M. le Président : Etes-vous favorable à l’école laïque ?

M. Fouad ALAOUI : Je suis un fervent défenseur de l’école laïque.

M. le Président : Par conséquent, vous n’êtes pas choqué si l’on interdit le port du voile dans une école publique ?

M. Fouad ALAOUI : Cela dépend de quelle laïcité on parle. La laïcité c’est la liberté de conscience, la liberté personnelle et religieuse. La laïcité garantit ces libertés.

M. le Président : Porter un signe religieux de manière visible ou ostentatoire, n’est-ce pas provoquer la personne qui ne pratique pas la même religion ?

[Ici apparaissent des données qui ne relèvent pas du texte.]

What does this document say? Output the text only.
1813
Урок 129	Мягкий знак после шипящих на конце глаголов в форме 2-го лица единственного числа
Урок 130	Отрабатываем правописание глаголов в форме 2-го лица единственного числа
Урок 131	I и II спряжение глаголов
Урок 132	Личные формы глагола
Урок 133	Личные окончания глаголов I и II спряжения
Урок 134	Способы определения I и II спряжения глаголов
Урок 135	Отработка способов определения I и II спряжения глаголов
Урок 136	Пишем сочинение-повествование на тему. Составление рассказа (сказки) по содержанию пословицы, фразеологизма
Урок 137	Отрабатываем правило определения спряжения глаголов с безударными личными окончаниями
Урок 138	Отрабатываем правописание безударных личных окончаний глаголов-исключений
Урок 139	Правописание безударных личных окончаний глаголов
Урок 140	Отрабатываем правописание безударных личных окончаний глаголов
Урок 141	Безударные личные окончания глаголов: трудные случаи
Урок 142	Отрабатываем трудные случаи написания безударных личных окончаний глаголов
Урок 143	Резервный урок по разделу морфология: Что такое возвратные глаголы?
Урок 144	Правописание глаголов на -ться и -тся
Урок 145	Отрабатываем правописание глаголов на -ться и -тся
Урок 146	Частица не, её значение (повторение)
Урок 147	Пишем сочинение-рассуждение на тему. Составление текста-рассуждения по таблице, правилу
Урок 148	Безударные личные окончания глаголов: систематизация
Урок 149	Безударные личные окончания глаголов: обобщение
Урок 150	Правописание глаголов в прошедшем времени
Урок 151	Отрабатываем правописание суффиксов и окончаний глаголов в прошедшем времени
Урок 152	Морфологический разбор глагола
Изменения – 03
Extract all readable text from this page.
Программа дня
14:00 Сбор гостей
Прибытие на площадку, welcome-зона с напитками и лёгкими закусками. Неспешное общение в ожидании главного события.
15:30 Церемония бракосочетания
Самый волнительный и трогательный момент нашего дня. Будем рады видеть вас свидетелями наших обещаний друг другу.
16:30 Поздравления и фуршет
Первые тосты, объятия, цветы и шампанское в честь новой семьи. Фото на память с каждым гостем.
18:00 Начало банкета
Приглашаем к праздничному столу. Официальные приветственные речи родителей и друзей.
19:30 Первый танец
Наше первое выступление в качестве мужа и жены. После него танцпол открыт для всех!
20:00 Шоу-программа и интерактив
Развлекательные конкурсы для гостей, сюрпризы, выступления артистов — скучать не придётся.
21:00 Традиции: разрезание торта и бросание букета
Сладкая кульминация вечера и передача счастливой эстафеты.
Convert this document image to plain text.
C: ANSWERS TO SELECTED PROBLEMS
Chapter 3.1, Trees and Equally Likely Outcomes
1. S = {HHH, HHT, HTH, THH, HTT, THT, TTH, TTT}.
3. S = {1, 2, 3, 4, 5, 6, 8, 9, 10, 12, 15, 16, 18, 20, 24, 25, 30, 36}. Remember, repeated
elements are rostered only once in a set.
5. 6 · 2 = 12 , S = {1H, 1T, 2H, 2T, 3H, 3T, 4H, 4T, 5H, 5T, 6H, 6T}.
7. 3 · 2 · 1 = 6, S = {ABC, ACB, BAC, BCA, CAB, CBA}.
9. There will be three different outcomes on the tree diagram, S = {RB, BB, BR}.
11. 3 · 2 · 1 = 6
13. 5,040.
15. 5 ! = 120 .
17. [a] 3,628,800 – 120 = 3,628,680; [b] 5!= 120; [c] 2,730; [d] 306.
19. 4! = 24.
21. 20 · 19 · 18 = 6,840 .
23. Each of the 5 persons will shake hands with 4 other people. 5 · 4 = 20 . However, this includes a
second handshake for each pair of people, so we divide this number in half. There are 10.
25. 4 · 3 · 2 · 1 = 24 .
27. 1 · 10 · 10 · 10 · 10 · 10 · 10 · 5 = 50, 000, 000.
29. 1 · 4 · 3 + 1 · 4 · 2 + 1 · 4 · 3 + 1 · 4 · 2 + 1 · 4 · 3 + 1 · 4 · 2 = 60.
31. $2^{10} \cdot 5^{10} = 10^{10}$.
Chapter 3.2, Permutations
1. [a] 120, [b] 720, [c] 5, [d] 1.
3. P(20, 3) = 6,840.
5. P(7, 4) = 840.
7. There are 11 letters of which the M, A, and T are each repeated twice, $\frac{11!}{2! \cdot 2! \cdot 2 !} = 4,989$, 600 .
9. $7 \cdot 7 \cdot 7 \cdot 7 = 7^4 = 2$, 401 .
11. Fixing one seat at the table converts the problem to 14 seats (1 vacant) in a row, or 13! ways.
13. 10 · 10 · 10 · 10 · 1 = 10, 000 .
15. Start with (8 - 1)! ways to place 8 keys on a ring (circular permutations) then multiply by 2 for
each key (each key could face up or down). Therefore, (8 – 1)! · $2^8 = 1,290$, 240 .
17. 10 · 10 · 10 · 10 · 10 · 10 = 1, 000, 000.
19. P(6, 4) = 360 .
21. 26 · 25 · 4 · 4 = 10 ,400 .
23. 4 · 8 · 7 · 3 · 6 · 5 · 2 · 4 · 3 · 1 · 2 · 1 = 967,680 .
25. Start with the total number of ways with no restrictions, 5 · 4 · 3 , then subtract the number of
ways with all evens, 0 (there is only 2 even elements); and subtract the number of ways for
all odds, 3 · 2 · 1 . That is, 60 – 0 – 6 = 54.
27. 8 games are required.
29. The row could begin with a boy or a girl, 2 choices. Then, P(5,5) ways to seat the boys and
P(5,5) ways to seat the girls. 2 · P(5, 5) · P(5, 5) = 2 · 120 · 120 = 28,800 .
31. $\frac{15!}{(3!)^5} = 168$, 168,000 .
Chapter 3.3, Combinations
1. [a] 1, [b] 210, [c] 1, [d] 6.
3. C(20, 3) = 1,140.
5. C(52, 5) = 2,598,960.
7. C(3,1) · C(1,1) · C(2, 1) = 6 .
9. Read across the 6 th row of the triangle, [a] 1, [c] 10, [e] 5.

M. Fouad ALAOUI : Tout signe, s’il est ostentatoire, provoque l’autre s’il n’est pas d’accord - tout signe, pas seulement religieux.

M. le Président : La laïcité est de faire en sorte que chacun puisse choisir et pratiquer la religion de son choix et ne pas provoquer l’autre en la pratiquant.

M. Fouad ALAOUI : J’en suis d’accord.

M. le Président : Donc, à l’école, au sein de l’établissement public où se mêlent des garçons et des filles juifs, musulmans, catholiques, protestants, il est préférable d’interdire tout port de signes visibles si l’on veut éviter les provocations comme les affrontements et si l’on veut faire respecter l’égalité entre garçons et filles.

M. Fouad ALAOUI : Si le postulat de départ est valable, la conclusion ne constitue pas, selon moi, la solution. Pour ce qui est de la tenue vestimentaire, y compris si elle a une portée religieuse, l’absence de prosélytisme doit être garantie et la tenue portée ne pas présenter un caractère ostentatoire.

Revenant aux prescriptions musulmanes sur la tenue vestimentaire, il appartient aux musulmans d’adapter leur tenue vestimentaire pour éviter ce caractère ostentatoire.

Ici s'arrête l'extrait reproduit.